Kauai was the next stop and we had reservations at Blue Hawaiian Helicopters for an aerial tour. It turns out that their office where we would check-in could be seen from the ship and was a less than 10 minute walk. The helicopter ride was spectacular and even though I was not at a window seat, the views from the newer Eco-Star copter were great. You just needed to be aware of reflections on the window when taking photos. We had lunch after the flight at The Feral Pig, a nice, informal restaurant located in the same mini-mall as Blue Hawaiian.

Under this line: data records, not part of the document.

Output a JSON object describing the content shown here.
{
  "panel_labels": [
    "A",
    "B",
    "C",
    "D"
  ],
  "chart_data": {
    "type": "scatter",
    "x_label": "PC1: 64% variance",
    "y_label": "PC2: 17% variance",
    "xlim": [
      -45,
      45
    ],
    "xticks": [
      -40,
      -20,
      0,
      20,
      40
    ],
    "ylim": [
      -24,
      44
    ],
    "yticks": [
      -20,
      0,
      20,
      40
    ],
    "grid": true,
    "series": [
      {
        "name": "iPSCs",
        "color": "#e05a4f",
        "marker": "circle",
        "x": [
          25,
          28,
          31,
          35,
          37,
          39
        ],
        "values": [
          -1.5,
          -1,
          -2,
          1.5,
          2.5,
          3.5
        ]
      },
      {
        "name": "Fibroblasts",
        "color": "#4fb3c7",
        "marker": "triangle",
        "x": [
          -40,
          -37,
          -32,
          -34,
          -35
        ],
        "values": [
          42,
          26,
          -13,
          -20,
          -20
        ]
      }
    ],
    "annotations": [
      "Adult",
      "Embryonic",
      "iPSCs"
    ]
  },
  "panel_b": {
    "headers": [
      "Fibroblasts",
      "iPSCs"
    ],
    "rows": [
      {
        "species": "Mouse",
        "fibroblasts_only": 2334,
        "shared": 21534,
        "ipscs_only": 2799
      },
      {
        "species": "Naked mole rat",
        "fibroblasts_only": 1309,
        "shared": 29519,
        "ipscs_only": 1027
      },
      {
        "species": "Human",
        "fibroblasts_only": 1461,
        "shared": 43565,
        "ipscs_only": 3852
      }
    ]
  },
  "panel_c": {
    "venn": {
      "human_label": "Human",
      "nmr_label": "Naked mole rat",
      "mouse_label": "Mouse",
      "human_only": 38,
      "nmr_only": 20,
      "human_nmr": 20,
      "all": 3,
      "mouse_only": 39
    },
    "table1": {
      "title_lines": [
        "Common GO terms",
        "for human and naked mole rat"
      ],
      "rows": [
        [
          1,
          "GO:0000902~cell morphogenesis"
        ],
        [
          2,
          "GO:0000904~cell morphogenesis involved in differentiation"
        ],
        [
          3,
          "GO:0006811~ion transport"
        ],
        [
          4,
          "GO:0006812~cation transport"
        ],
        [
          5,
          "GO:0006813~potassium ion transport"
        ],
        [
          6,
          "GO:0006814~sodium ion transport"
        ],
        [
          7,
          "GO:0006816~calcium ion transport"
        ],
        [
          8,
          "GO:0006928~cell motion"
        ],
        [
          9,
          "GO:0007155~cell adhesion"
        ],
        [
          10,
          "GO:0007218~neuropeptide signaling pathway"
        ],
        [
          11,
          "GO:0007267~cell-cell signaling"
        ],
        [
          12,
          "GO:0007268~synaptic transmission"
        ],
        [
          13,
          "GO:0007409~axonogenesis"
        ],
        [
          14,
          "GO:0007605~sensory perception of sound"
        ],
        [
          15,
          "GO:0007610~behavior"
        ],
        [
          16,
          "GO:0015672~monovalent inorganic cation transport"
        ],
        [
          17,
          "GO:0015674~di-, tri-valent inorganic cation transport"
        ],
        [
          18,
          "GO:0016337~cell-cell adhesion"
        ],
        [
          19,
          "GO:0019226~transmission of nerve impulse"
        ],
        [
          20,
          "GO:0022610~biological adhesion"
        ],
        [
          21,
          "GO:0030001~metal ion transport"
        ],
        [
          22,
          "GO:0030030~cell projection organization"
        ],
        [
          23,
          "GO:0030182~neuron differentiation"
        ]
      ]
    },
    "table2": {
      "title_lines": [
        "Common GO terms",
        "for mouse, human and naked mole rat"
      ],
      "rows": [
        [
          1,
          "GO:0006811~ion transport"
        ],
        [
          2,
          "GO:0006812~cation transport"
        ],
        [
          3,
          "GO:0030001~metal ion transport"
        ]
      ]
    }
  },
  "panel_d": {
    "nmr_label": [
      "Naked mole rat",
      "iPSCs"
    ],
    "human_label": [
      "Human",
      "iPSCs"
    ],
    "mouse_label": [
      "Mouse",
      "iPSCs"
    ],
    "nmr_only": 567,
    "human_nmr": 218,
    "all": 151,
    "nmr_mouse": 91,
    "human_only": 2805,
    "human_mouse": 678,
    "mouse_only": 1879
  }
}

The last stop was Maui, where we had signed up for an 8 hr tour to the Haleakala Crater and 'Iao Needle State Park. Unfortunately, the crater was overcast (at 10,000 ft) and filled with clouds. It was, however, an interesting bus trip around Maui and the 'Iao Needle was a compelling spot. The only minor drawback, besides the clouds, was our very genial guide/driver who ran out of information at about the 5 Â½ hr mark and resorted to singing us Hawaiian songs. Great if you like Hawaiian music.
Maui was our only tendering port which was one of the reasons we chose to take a ship's excursion--priority disembarking. I can say it was uneventful although the re-tendering process was annoying: "Sir, may I look under your hat?" They also checked ID's at both ends of the pier raising the question of how did I get to the end of the pier if I didn't have an ID? Did I swim?
If you have kept up with this long review, you know we had a great time and HAL was a big part of it. We have been on Regent and Oceania five times and were worried as to how we'd like a much bigger ship. Well, we liked it so much that we signed up onboard for a similar trip next March on the smaller Zaandam.
By the way, if you're thinking about a trip to the Hawaiian Islands, you can't do better for research than the Hawaii (Maui, Kauai, Oahu) Revealed series by Wizard Publications available at Amazon. Much of what we saw and enjoyed in the islands came from these books.